研究者
「砦にいた魔法使いは、復讐というものを原動力に研究を進めていた」
俺とメイリスが沈黙する中で、ジェイム王子はさらに話を続ける。
「そういった存在が、こんな指輪を手に入れるとは皮肉だが……だからこそ、指輪の力が発動しなかったという可能性もあるな……あるいは」
と、ジェイム王子は何事か考えた様子だったが、口にはしなかった。
「……まあいい、例えば指輪の作成者は一つだけではなく多数をばらまき、その内の一つがアルフ君の手に渡っただけ、という可能性もあるな」
俺としては首を傾げる話ではあったが……まあでも、指輪に関しては不明点が多い以上、王子が語ったような筋書きなのかもしれない。
「今のところ指輪が生まれた経緯などについては、話の本筋からズレるので置いておこう」
ジェイム王子はさらに言う……俺達が頷くと彼は、
「指輪の記憶に眠る敵と、私達が戦っている魔物が近しい存在……というのは明確な証拠はない。しかしアルフ君の剣が魔物を倒すのにもっとも有効である……それを考えると、記憶に眠っている魔物と共通点があるように思えてくる」
「……だとすると」
俺は王子に対し口を開く。
「オーズローを放置すれば、記憶に眠っているような悲劇がこの国で起こる?」
「あくまで可能性の話ではあるが」
――もしそうであれば、絶対に止めなければならない。
「そしてオーズローという人物についてだが」
王子はさらに話を進める。
「調べたところ、魔法関連の研究者だったことが判明した」
「偽名ではなかった?」
「それがどうなのかわからない」
肩をすくめるジェイム王子。
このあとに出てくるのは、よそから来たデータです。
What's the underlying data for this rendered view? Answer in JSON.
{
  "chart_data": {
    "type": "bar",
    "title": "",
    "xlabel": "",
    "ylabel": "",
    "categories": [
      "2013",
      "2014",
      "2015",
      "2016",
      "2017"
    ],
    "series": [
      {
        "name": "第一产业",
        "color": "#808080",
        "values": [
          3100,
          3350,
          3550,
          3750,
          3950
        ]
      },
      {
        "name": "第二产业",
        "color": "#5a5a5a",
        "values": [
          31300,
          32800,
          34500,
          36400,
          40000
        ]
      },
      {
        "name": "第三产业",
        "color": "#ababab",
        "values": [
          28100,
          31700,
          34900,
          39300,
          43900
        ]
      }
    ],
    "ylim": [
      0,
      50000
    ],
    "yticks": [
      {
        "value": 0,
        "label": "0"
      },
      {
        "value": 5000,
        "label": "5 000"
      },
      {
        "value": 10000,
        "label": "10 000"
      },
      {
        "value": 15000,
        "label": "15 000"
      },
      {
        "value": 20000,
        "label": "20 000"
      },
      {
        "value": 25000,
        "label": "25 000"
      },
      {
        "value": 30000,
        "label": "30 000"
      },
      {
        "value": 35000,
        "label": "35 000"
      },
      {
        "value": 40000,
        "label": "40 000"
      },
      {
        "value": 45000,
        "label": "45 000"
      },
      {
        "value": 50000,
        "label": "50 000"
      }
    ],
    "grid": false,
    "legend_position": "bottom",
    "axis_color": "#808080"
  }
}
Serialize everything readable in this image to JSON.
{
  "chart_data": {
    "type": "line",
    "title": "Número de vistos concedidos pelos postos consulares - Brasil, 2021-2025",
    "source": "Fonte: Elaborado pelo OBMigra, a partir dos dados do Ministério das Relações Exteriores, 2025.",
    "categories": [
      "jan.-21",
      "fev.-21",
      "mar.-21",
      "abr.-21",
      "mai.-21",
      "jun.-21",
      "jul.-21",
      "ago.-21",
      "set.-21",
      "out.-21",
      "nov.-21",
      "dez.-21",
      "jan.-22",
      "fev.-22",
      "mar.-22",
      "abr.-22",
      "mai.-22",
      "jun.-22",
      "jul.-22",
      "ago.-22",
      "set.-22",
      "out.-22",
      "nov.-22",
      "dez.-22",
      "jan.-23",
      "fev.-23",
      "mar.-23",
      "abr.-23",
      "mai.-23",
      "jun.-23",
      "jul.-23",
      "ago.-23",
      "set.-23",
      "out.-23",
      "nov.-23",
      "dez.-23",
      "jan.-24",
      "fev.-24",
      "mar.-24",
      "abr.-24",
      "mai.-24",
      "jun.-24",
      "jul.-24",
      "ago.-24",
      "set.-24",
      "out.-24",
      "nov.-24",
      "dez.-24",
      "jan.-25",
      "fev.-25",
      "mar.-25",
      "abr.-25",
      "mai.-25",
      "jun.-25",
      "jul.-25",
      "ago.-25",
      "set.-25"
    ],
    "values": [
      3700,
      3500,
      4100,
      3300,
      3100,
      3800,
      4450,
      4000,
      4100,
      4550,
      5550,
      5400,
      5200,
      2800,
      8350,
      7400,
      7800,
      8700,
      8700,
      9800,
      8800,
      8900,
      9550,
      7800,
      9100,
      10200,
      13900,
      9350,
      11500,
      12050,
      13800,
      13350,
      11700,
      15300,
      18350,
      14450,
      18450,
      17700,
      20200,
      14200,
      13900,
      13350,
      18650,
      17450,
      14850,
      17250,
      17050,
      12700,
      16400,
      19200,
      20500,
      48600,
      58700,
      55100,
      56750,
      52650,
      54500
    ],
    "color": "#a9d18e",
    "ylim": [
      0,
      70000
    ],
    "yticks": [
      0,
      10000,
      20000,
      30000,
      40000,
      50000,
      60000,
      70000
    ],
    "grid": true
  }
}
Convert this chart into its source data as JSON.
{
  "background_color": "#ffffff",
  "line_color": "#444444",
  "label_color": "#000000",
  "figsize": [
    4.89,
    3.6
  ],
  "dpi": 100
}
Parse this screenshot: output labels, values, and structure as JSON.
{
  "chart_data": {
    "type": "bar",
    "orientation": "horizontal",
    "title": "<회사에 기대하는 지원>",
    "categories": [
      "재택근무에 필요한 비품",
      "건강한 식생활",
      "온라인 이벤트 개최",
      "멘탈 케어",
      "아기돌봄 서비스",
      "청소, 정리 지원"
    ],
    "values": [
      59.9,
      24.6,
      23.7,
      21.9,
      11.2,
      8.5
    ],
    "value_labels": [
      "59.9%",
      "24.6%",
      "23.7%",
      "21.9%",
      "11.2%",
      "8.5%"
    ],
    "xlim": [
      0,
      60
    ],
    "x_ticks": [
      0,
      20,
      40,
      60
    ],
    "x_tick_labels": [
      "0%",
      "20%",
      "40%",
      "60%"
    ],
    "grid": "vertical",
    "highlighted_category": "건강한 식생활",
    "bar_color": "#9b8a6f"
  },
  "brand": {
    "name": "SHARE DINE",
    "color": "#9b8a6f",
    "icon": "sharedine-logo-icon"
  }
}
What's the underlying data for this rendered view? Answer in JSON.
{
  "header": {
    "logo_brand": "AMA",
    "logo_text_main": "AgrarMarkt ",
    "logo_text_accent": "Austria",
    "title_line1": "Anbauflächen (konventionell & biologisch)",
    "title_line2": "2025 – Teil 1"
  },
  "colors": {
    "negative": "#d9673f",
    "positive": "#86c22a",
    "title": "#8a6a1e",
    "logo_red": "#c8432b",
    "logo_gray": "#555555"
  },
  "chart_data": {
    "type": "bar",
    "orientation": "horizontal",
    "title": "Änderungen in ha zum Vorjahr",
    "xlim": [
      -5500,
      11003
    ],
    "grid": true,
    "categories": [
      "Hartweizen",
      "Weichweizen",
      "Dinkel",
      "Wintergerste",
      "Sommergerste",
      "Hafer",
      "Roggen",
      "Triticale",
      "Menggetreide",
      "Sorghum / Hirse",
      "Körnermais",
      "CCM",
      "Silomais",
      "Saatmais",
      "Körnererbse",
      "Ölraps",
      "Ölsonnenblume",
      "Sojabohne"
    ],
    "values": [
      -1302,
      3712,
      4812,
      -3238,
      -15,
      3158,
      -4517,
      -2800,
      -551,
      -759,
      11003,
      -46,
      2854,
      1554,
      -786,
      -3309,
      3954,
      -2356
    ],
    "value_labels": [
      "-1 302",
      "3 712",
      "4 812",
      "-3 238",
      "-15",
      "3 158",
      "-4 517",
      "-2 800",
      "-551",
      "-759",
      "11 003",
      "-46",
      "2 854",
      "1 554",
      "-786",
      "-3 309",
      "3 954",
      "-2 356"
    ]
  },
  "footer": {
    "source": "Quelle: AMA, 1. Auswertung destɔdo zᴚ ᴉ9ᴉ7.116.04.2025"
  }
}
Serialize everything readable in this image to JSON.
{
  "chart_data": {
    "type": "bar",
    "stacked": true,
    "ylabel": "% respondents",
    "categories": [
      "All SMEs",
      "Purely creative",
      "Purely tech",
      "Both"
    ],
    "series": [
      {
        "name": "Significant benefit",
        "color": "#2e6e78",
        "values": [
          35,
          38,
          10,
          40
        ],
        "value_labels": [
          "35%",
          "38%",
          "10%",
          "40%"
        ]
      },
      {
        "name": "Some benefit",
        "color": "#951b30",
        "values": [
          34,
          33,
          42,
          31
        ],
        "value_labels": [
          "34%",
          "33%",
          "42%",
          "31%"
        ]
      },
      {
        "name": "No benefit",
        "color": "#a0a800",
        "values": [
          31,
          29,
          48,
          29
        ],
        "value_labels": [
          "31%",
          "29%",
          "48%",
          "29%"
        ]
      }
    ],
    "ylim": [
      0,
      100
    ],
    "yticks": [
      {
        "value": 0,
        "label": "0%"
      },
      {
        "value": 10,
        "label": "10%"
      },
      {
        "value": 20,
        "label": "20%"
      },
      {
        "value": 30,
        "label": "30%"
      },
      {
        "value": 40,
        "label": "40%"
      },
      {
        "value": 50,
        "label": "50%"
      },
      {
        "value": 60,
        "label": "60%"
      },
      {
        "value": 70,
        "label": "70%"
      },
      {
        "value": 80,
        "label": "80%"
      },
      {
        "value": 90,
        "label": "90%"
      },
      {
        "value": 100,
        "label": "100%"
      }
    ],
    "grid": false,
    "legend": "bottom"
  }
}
どういうことなのか疑問に思っていると、
「その人物は、およそ五十年前の人間だ。記録を調べたところ、彼は五十過ぎで研究所を離れている……普通に考えれば死んでいる可能性が高い」
「そう、ですね……その人物の親族である可能性は?」
「彼は天涯孤独かつ、子供もいなかった……そもそも妻もいなかった」
「……さすがに、同一人物とは考えにくいですよね」
「ただ名前が完全に一致している、というのは腑に落ちない」
と、ジェイム王子は語った後、
「ただ、魔物の研究……その力を身に宿しているのなら、人の理から大きく外れた寿命を持っていても不思議ではないな」
「もう既に、人を捨てていると」
「そうだ……それと」
ジェイム王子は一度俺へ視線を向けた後、
「研究機関を去った後のことはまったく記録に残っていない……だからここからは完全に私の推測になるのだが」
「はい」
「――君が魔物に襲われ逃げ込んだ砦。そこに住み着いていた可能性もある」
一瞬、何を言われたのかわからなかったが――少しして俺は、
「えっと……それはつまり……」
「君が指輪を手に入れたあの砦……そこで研究をしていた人物があのオーズローではないか、という可能性がある」
……それは、一体どういうことなのか。
「まあこれはあくまで魔物に関する研究をしていた。加え、砦に住み着いた人間の活動時期がオーズローが研究機関を去った時期と酷似していることから推測されたものだ。加え、彼が研究機関を離れたのは政争に敗れたという話らしい」
「……俺が読んだ研究記録には復讐すると書かれていました」
「であれば、可能性は高そうだな……念のため、私の仮説が正しいのか騎士を調査に向かわせている。まあオーズローの居所を知る手がかりはないだろうが」
俺は王子の言葉を受け、複雑な心境だった……復讐。それに取り憑かれ人を捨ててまでオーズローは何をやろうとしているのか。
「……仮に」
ここで、メイリスが口を開く。
「砦にいた人間とオーズローが同一人物なら、どういう経緯で国に攻撃を仕掛けているのでしょうか?」
「――彼は、恨みを抱きながら研究機関を去った。そして独自に研究を始め、復讐しようと考えた。しかし研究は遅々として進まないまま月日が流れ……けれど執念が実を結んだ」
と、ジェイム王子は語っていく。
「アルフ君、研究記録の内容は憶えているか?」
「断片的にしか……」
「最後の日付とかは憶えているか?」
――そこは記憶にあったので王子へ伝える。
「それ以降は、何も記述はありませんでした」
「そうか……オーズローが砦にいたとすれば、おそらくだが最後に記録されて以降、大きく研究が進展し、別所に居を移したと考えられる」
「砦でやるのではなく、もっと良い場所を探した……ということですか?」
「おそらく。そこが現在の本拠地である可能性は高そうだ」
「問題は、その場所ですね」
きっとそこにセオもいる……そう思うと自然と体に力が入った。